Brown-rot. - See under Peach (p. 275).
Shot-hole fungus. - See Leaf-spot of Cherry (p. 268).
Leaf-rust (Puccinia pruni-spinosce). - Small circular powdery spots of yellowish brown on the under surface of the leaves, and reddish spots on the upper surface directly above them.
Control. - Early spraying with bordeaux, 3-3-50, or self-boiled lime-sulfur, 8-8-50.
Powdery mildew. - See under Peach (p. 276). Potato. Early blight (Alternaria solani). — A blight of foliage beginning as an even circular spot and coming early in the season, usually in July. Progresses slowly. This disease does not attack the tubers.
Control. - Bordeaux mixture at intervals of ten days, beginning when plants are 6-8 in. high.

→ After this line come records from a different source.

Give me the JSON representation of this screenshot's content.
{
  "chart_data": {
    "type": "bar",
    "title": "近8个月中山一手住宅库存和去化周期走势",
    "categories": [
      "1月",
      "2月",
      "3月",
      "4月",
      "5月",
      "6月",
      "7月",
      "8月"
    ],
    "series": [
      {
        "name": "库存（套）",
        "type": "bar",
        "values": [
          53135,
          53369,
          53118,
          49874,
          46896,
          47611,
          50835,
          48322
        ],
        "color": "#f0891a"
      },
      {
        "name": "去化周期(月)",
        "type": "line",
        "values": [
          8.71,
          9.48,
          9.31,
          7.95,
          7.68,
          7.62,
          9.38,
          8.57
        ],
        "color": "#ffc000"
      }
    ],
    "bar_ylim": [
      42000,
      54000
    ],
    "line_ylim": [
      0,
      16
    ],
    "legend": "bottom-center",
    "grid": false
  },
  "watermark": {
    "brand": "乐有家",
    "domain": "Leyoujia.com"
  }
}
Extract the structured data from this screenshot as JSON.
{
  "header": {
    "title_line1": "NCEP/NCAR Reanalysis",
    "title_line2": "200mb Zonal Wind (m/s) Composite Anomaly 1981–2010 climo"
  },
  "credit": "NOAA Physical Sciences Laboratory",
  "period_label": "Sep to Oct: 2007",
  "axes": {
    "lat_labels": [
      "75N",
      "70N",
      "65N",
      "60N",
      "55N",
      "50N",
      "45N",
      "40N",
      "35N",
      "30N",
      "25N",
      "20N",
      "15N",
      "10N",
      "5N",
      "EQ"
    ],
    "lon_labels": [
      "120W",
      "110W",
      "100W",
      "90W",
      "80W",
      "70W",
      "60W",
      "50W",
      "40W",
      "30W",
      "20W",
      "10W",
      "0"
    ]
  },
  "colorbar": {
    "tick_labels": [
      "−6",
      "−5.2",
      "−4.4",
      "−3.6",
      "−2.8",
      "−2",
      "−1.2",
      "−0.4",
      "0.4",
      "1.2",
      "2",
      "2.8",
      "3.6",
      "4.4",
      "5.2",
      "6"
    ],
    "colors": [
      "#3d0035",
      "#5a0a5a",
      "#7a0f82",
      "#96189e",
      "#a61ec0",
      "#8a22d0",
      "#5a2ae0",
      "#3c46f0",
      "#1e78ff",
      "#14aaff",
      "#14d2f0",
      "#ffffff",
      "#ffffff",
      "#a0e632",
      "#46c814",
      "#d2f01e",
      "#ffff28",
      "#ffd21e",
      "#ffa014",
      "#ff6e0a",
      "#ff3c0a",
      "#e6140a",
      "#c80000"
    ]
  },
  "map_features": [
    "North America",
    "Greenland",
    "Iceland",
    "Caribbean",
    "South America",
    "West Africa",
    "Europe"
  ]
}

Late blight and Potato-rot (Phytophthorainfestans). - The fungus winters in the tuber, which shows a faint pinkish tinge and a dry rot. Diseased tubers are planted, the fungus fruits on the cut surface and its swarm spores pass through the soil-water to the leaves which touch or are buried in the soil. An extensive irregular blighted area covers the leaf, the under surface of which may have a mildewy appearance. The disease spreads very rapidly. Later spores are washed down to the tubers and infect them. Appears late in the season, usually not much before August 1.
Control. - Can be controlled successfully by the use of bordeaux mixture, 5-5-50. It is always profitable to spray at least three times, and in a wet season six or more applications should be made. As the vines increase in size, greater quantities of spray and more nozzles must be used. Use from 40 to 100 gallons of spray mixture per acre.
Dry-Rot and Wilt (Fusarium oxysporum). - A dry rot of the tuber in storage and wilt of plants in the field. Can be detected in the seed tuber before there is any external appearance by examining a section near the stem end. A black ring or chain of dots near the surface is indicative of the rot. Infection frequently takes place through wounds.